Emotional and Scribal Communities in the Verses on the Death of Dr. Swift

Robert Phiddian and Jean McBain 

 

We explore the affective typography of Jonathan Swift's faux-posthumous poem Verses on the Death of Dr Swift, in the first Dublin edition, printed by George Faulkner in 1739. Swift directly influenced the physical as well as the lexical content of the Faulkner edition, thus encouraging reader engagement on a number of levels. This edition literalises the satirical practice of inviting readers to identify disguised objects of criticism, by leaving actual blanks and space for readers' insertions into the text.

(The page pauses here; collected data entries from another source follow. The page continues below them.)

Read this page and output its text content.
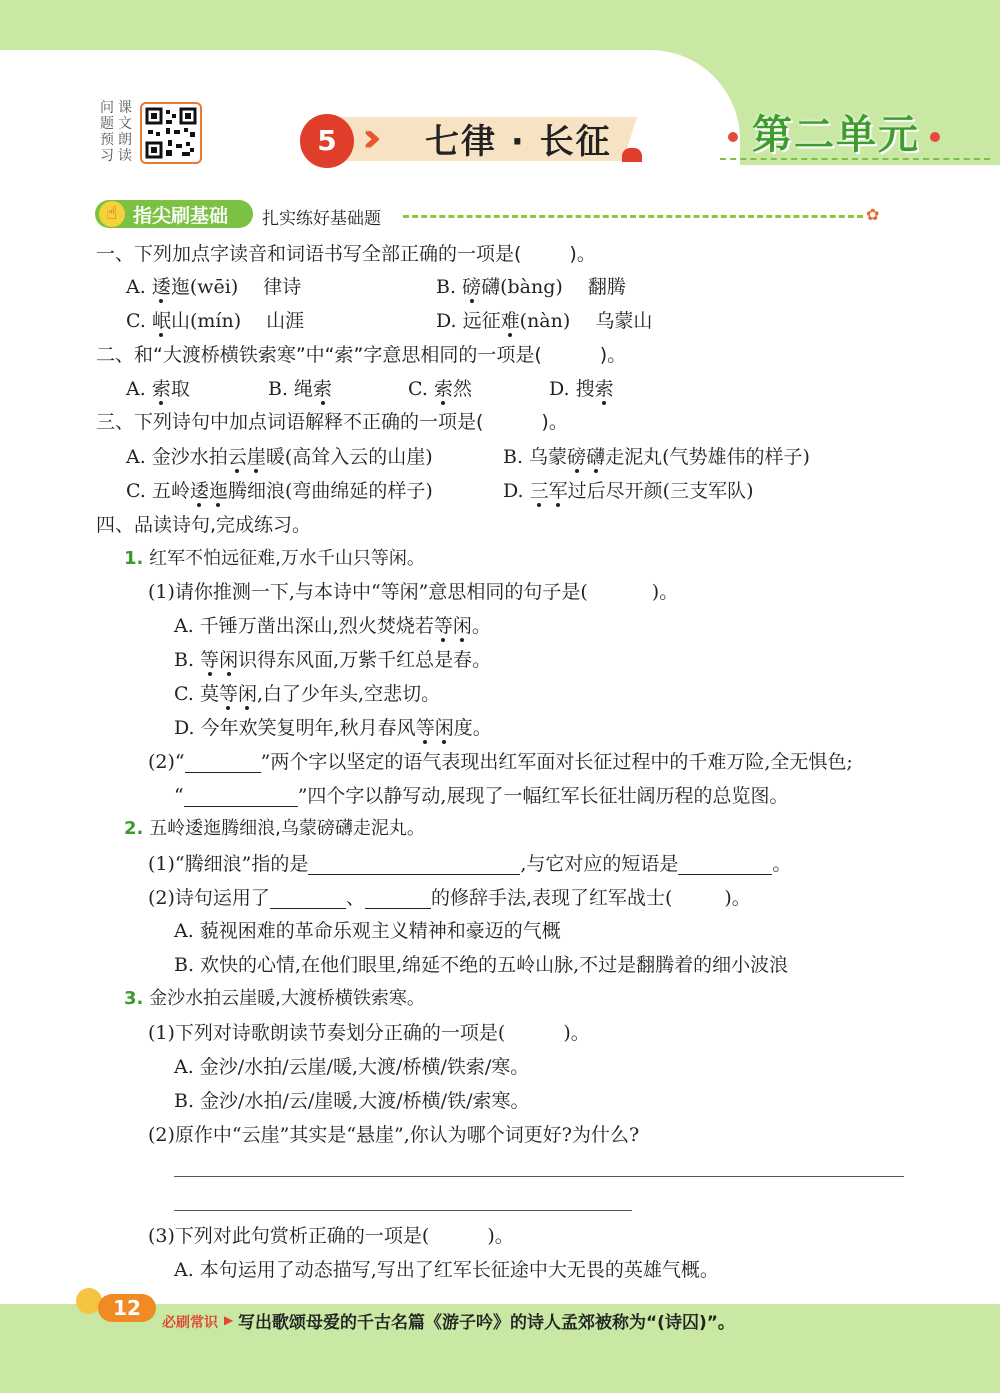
问 课
题 文
预 朗
习 读	5 ››› 七律 · 长征	第二单元
☝ 指尖刷基础 扎实练好基础题	✿
一、下列加点字读音和词语书写全部正确的一项是(	)。
A. 逶迤(wēi)　 律诗	B. 磅礴(bàng)　 翻腾
C. 岷山(mín)　 山涯	D. 远征难(nàn)　 乌蒙山
二、和“大渡桥横铁索寒”中“索”字意思相同的一项是(	)。
A. 索取	B. 绳索	C. 索然	D. 搜索
三、下列诗句中加点词语解释不正确的一项是(	)。
A. 金沙水拍云崖暖(高耸入云的山崖)	B. 乌蒙磅礴走泥丸(气势雄伟的样子)
C. 五岭逶迤腾细浪(弯曲绵延的样子)	D. 三军过后尽开颜(三支军队)
四、品读诗句,完成练习。
1. 红军不怕远征难,万水千山只等闲。
(1)请你推测一下,与本诗中“等闲”意思相同的句子是(	)。
A. 千锤万凿出深山,烈火焚烧若等闲。
B. 等闲识得东风面,万紫千红总是春。
C. 莫等闲,白了少年头,空悲切。
D. 今年欢笑复明年,秋月春风等闲度。
(2)“	”两个字以坚定的语气表现出红军面对长征过程中的千难万险,全无惧色;
“	”四个字以静写动,展现了一幅红军长征壮阔历程的总览图。
2. 五岭逶迤腾细浪,乌蒙磅礴走泥丸。
(1)“腾细浪”指的是	,与它对应的短语是	。
(2)诗句运用了	、	的修辞手法,表现了红军战士(	)。
A. 藐视困难的革命乐观主义精神和豪迈的气概
B. 欢快的心情,在他们眼里,绵延不绝的五岭山脉,不过是翻腾着的细小波浪
3. 金沙水拍云崖暖,大渡桥横铁索寒。
(1)下列对诗歌朗读节奏划分正确的一项是(	)。
A. 金沙/水拍/云崖/暖,大渡/桥横/铁索/寒。
B. 金沙/水拍/云/崖暖,大渡/桥横/铁/索寒。
(2)原作中“云崖”其实是“悬崖”,你认为哪个词更好?为什么?
(3)下列对此句赏析正确的一项是(	)。
A. 本句运用了动态描写,写出了红军长征途中大无畏的英雄气概。
12
必刷常识 ▶ 写出歌颂母爱的千古名篇《游子吟》的诗人孟郊被称为“(诗囚)”。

Congruencies between Harold Love's description of 'scribal communities' and Barbara Rosenwein's 'emotional communities' allow for a deeper reading of texts in both their material dimensions and their affective power with their original audiences. In the case of Swift's Verses it is through reading manuscript insertions in the printed text that consequences for the history of emotions emerge. This extends a new approach to the satirical canon of the eighteenth century, proposing that such texts provided vessels for the expression and containment of volatile emotions such as anger and disgust. Rather than mapping modern psychological accounts onto older texts, this approach allows us to see, however vestigially, evidence of the passions in action in the reception of Swift's complexly autobiographical poem.

 

Heart of Agitation: Mary Wollstonecraft, Emotion, and Legal Subjectivity

Kathryn Temple

This essay explores the issue of agitation in Mary Wollstonecraft's work and its relationship to political and legal subjectivity in the context of recent work on the history and theory of emotion. Wollstonecraft's expressions of agitation have consumed much attention in the critical literature over the past four decades, with some scholars arguing that her emotional life undermined her arguments for rationality. However, in recent years, critics have begun to reinterpret her emotional expressiveness as a literary and rhetorical device. This essay builds on that work while suggesting that agitation in Wollstonecraft serves not only literary, but also political and legal purposes. Agitation signifies distress on a personal and a social level as it attempts to communicate that distress to others. In Wollstonecraft's late work, Maria, for instance, agitation characterizes her central character who brings a charged emotional nexus to the courtroom through the presentation of a "paper" expressing her emotions. An analysis of this scene connects Wollstonecraft's efforts to construct an agitated, vulnerable legal subjectivity to recent work from Martha Fineman on vulnerability as a defining characteristic of a humane understanding of legal subjectivity.